Этот приятель Борискова был офицером в отставке, бывшим артиллеристом. Воевал в первую чеченскую войну. Какой-то гвоздь в душе у него с той войны остался. Когда он прочитал в газете, что в Бельгии иммигранты-беженцы из Чечни тут же по приезду организовали банду и пошли грабить дискотеку, избивая посетителей, а когда приехали местные полицейские, грозились и их убить, то долго хохотал и, довольный, потирал руки:

– Ну, все – Бельгии каюк! Они там еще хлебнут!

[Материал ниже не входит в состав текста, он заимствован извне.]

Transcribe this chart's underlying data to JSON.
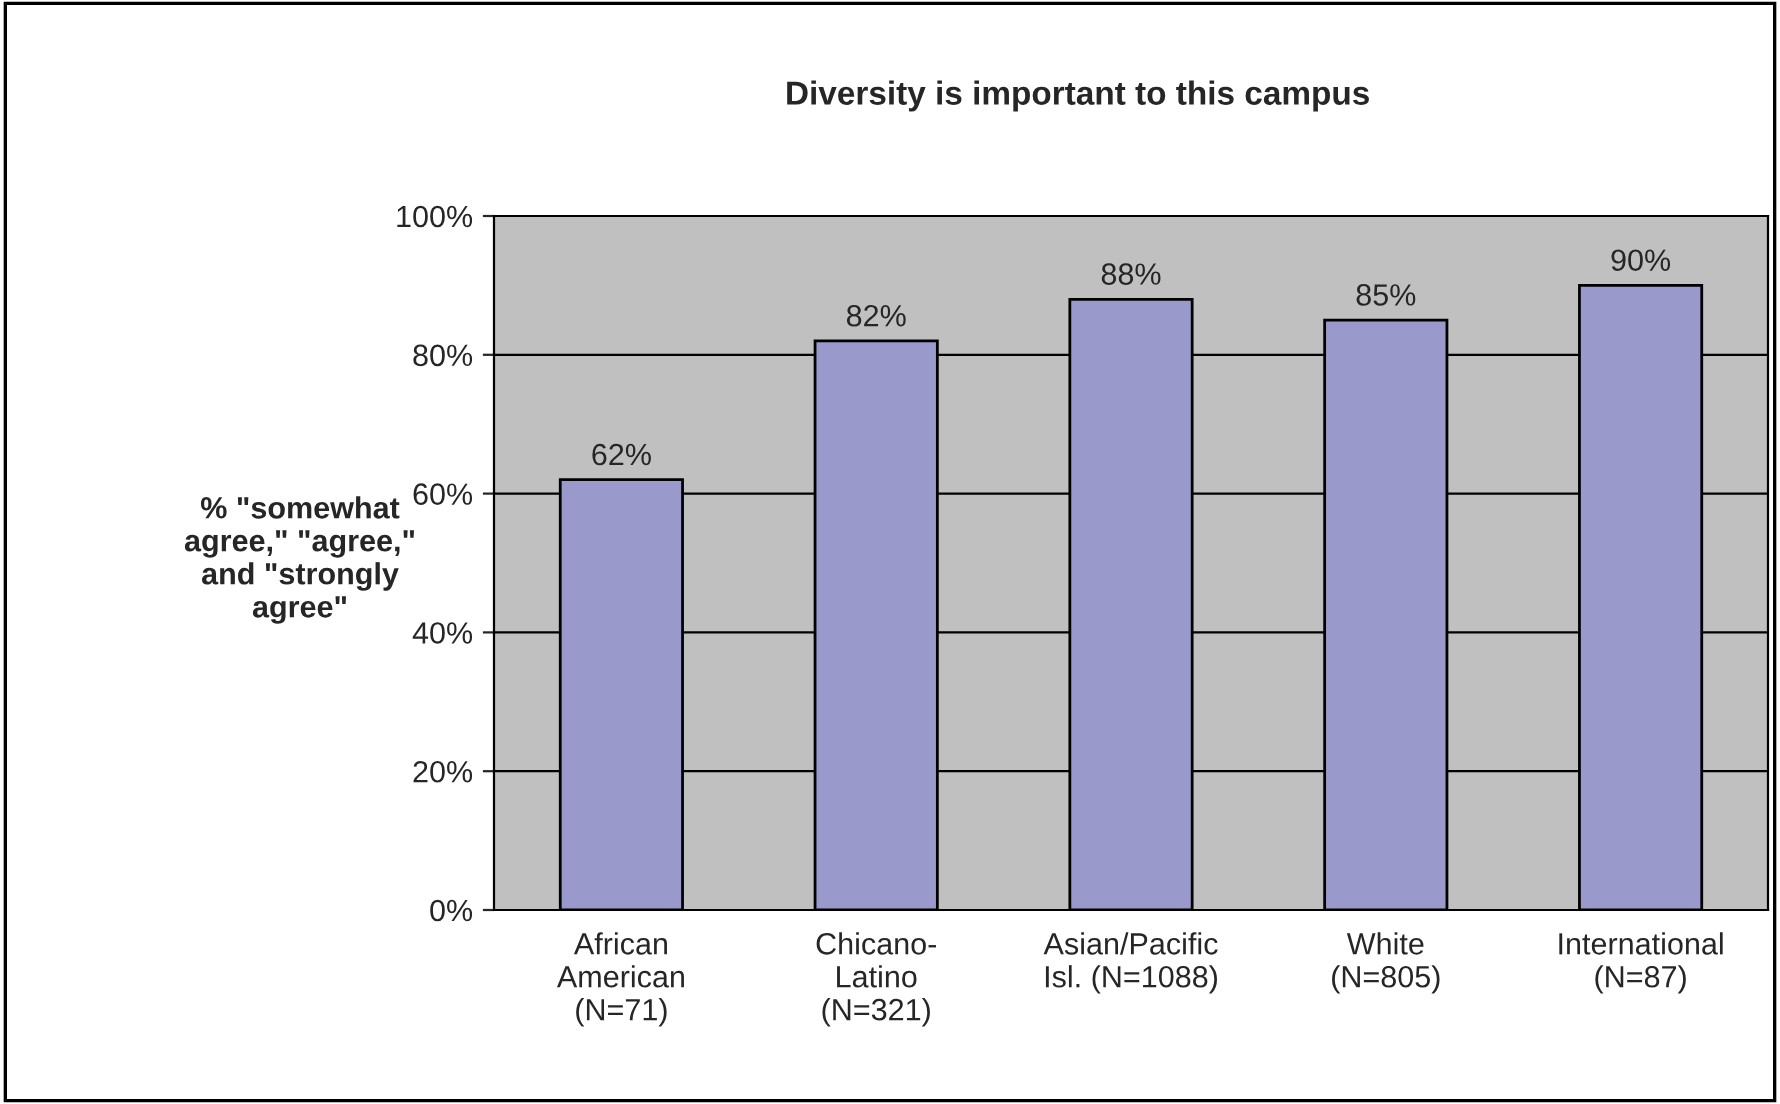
{
  "chart_data": {
    "type": "bar",
    "title": "Diversity is important to this campus",
    "ylabel": "% \"somewhat\nagree,\" \"agree,\"\nand \"strongly\nagree\"",
    "categories": [
      "African\nAmerican\n(N=71)",
      "Chicano-\nLatino\n(N=321)",
      "Asian/Pacific\nIsl. (N=1088)",
      "White\n(N=805)",
      "International\n(N=87)"
    ],
    "values": [
      62,
      82,
      88,
      85,
      90
    ],
    "color": "#9999cc",
    "value_labels": [
      "62%",
      "82%",
      "88%",
      "85%",
      "90%"
    ],
    "ylim": [
      0,
      100
    ],
    "yticks": [
      {
        "value": 0,
        "label": "0%"
      },
      {
        "value": 20,
        "label": "20%"
      },
      {
        "value": 40,
        "label": "40%"
      },
      {
        "value": 60,
        "label": "60%"
      },
      {
        "value": 80,
        "label": "80%"
      },
      {
        "value": 100,
        "label": "100%"
      }
    ],
    "grid": "y",
    "legend": false
  }
}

С другой стороны, неизвестно уж за что он очень уважал немцев:

– Я даже какое-то время стал сомневаться в немцах. Неужели эта тысячелетняя нация сломана окончательно? Но это было только до нашей с женой поездки на Балатон прошлым летом. Там мы жили с немцами в одном отеле. Они вели себя так безобразно, что их даже постарались поселить в отдалении от всех – в другой корпус: каждый вечер напивались, тащили спиртное ящиками, орали на берегу свои дурацкие песни, напоминающие каждому русскому некие не столь уж давние времена, и дрались. А мне-то казалось, что Германия уже окончательно добита, и что немцы схавают все – даже плевок в лицо. Ты знаешь, это, странным образом, порадовало меня. Дело в том, что при всех различиях в нас есть что-то общее: ведь немцы испокон веку жили в России, даже не одна царица у нас была немка. Только непонятно, что нам было делить, и откуда взялась война и, главное, за что – совершенно необъяснимо. Что нам делить с немцами? У нас с ними вся разница в том, что они просто любят порядок, а мы – бардак.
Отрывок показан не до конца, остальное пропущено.